To best reach these goals, the workshop will be organized into four sections, with both pre- and post-activities. Before the conference workshop, all participants will be asked to introduce themselves on a collaborative online platform (Knowledge Forum) and write abstracts describing their research. Then, groups of four participants will be asked to meet to discuss the research abstracts of the other participants and identify questions and promising ideas which we will deepen during the workshop. The workshop time will be divided into four sections:
Section 1 - Who are we? The group will engage in ice-breaking and experience sharing activities to (a) explore everyone’s interest and background on the topic; (b) build group cohesion; (c) make sure that new members are given a legitimate place; and (d) establish norms as our own community forms.
Section 2 - What are we building upon? After a short introductory presentation by the workshop co-organizers as well as two 15-minute invited presentations, the whole group will engage in a structured poster session (or alike) focusing upon the different KB infrastructure research that the participants have brought in. At first, each of the candidates will give three-minute “lightning talks” about their poster. Then, several rounds of interactive discussions will occur around online posters so that everyone participating in the workshop will have a chance to engage with all of them. The purposes of these activities are to (a) give all the participants a chance to deepen their knowledge about each poster and discuss issues with the authors; and (b) give the contributors feedback.

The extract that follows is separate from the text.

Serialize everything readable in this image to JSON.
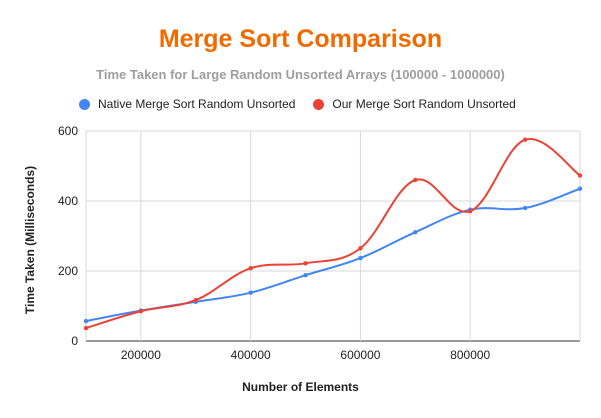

Section 3 - What new ideas or insights can advance our current state-of-knowledge? The group will engage in structured small group discussions around the questions and promising ideas that resulted from the meetings in preparation for the workshop, the invited presentations, and the online poster session. An interactive group format will be designed to facilitate cross-group knowledge sharing, so that participants with distributed expertise will have opportunities to interact with various workshop participants. The purpose of these activities is to advance central ideas and challenges related to the knowledge that already exists in the community.
Section 4 - What have we learned and where do we go from here? The group will engage in closing activities to reflect on what we learned, both individually and collectively, and to plan future activities.